Rwanda’s healing journey has reflected this diversity. Narrative therapy — helping survivors reconstruct and retell their stories in structured, supported settings — has proven particularly powerful. A 2025 study published in PLOS Mental Health found that participants testified strongly to a reduction in anxiety, depression, and PTSD after engaging in this approach. The communal aspects — group support, shared story — were instrumental in fostering emotional recovery and a renewed sense of belonging.

Why does storytelling work? Because it externalises the internal. It takes what lives as a fragmented, uncontrolled image or sensation inside the mind and gives it form, sequence, and context. It helps the brain move a traumatic memory from the realm of present danger into the realm of past event.

Community, too, has proven to be its own kind of medicine. The Gacaca courts — Rwanda’s community-based truth and reconciliation process — offered something clinical treatment alone cannot: the restoration of shared meaning. When trauma is witnessed and named in community, it ceases to be a private haunting. It becomes part of a collective story. And collective stories, unlike individual flashbacks, have endings.

Part VI: Know Thy Mind — Self-Knowledge as Navigation

Here is what all of this means for you, wherever you are in your own story.
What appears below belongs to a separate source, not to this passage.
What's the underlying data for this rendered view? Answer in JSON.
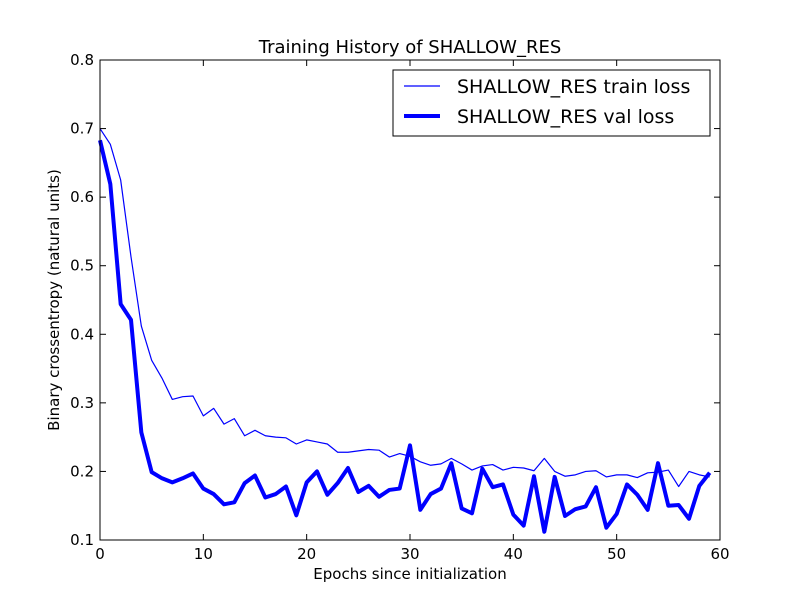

If you are a survivor, or the child of survivors, or someone who has simply inherited a world shaped by violence — your response to that inheritance is not a character flaw. It is not weakness, selfishness, or drama. It is your nervous system, shaped by your particular neurobiology, doing what it was designed to do in the presence of extreme threat.

If you find that you cannot stop seeing things — images returning unbidden, the past bleeding into the present — you may be someone with stronger visual imagery. Your healing may benefit most from approaches that interrupt and reprocess those images: Eye Movement Desensitisation and Reprocessing (EMDR), imagery rescripting, and narrative therapy have all shown effectiveness here.

If you find that you feel the pain but cannot quite picture it — if your grief seems abstract, if you feel disconnected from your own history — you are not broken either. Your mind may store experience differently. Talk therapy, somatic body-based approaches, and community belonging may reach you in ways that image-based therapies cannot.

If you were not there but still hurt — if you carry something you cannot fully name or locate — know that intergenerational trauma is real, documented, and not your fault. Your pain has lineage. Understanding that lineage is the first act of healing it.

And if you seem fine, but sometimes wonder — build support before you urgently need it. Know your mind. Knowing where you fall on the imagery spectrum, even approximately, is not a diagnosis. It is a kind of self-literacy. And self-literacy, when navigating the long aftermath of trauma, is everything.

Whatever you feel — it makes sense.

The way you are carrying what happened to you, or what happened before you, is not an accident. It is the logic of a mind doing its best with what it was given. Knowing your own mind does not erase pain — but it changes your relationship to it. And that, research shows, is where healing begins.

Sources: Pearson et al. (2013, 2015); Hackmann, Ehlers & Clark (2004); Murengera et al., PLOS Mental Health (2025); BMC Psychology (2023); Nature Reviews Neuroscience (2019); Psychiatric Times (2020); UNSW/PMC (2020); Nature (2024); Future Mind Labs (2025).